Enters Hayavadana, a man with a horse’s head, seeking to become fully human.
Main Story:
Devadatta and Kapila are best friends.
Devadatta falls in love with Padmini and marries her, with Kapila helping.
Over time, Padmini is attracted to Kapila’s masculinity, creating emotional tension.
On a trip, Devadatta and Kapila quarrel. Both commit suicide in a temple out of guilt and conflict.
Padmini, with Goddess Kali’s help, revives them—but accidentally switches their heads.
Now Devadatta has Kapila’s body, and Kapila has Devadatta’s head.
A conflict arises: Who is Padmini's real husband—the one with the original head (intellect) or the original
body (desire)?
Climax:
A debate over identity and completeness ensues.
Eventually, Kapila goes into the forest; Devadatta becomes more like Kapila physically.
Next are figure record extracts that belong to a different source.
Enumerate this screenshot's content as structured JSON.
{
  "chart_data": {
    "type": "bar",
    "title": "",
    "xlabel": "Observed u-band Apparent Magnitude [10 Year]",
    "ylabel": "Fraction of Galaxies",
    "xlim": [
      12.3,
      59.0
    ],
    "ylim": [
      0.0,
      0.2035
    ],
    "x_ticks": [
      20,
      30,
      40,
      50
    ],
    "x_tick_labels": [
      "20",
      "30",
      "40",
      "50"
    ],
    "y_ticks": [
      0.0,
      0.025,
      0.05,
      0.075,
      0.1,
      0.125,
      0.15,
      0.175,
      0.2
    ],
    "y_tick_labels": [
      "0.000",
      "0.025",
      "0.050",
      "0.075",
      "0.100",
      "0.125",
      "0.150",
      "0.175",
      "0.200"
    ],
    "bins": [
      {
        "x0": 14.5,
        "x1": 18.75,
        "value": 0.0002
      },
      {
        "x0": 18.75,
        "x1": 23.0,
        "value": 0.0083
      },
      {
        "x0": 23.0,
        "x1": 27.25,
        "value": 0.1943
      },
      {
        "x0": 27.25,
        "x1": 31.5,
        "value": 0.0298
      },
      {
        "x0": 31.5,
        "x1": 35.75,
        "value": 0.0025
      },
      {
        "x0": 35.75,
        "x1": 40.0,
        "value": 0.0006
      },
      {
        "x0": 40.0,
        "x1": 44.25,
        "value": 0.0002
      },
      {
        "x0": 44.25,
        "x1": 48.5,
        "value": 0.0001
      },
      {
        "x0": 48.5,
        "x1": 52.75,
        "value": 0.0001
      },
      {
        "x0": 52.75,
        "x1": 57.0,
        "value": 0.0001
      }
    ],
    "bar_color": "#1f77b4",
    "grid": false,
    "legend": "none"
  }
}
Padmini is torn between the two. Tragedy strikes again as both men die in a duel.
Conclusion:
Padmini enters sati, leaving her child to the Bhagavata.
Hayavadana, meanwhile, becomes completely a horse after seeking to become human.
But now the horse sings like a man, indicating incomplete transformation.
The child laughs, showing hope and continuity.
💡 Major Themes:
1. Identity and Incompleteness
Hayavadana symbolizes fragmented self—neither fully man nor fully horse.
The main plot explores mind-body dualism: Is the head (intellect) or body (emotion) the seat of identity?
2. The Search for Perfection
All characters seek completeness: Hayavadana seeks a human body; Padmini desires a perfect man;
Devadatta and Kapila seek ideal love or self-image.
3. Fate vs. Free Will
The characters are bound by destiny and divine will (intervention of Kali, Ganesha).
Yet their choices drive the tragedy.
4. Duality of Human Nature
Each character embodies conflicting traits:
o Devadatta (mind vs jealousy)
o Kapila (body vs sensitivity)
o Padmini (wife vs woman, love vs lust)
5. Myth and Modernity
Karnad uses ancient myths to address modern issues of identity, gender roles, and self-definition.
🧩 Symbolism:
Hayavadana: Human quest for wholeness; absurdity of perfection
Switched Heads: Mind-body conflict, who we are vs what we appear
Padmini: Embodiment of female desire, unfulfilled longing
Laughing Child: Hope, continuity, future free from confusion
💬 Important Quotes:
“Where lies identity? In the head or the body?” – Central question
“Perfection is a myth. Wholeness is an illusion.” – Underlying message
“You cannot have a man with the intelligence of one and the strength of another.” – Bhagavata on
human limits
🧠 Why It Matters:
Hayavadana is a landmark play in Indian drama for fusing myth, folk forms, and psychological realism.
It raises deep philosophical questions in a highly theatrical, engaging form.
Continues to be relevant in discussions on gender, body politics, identity, and postcolonial hybridity.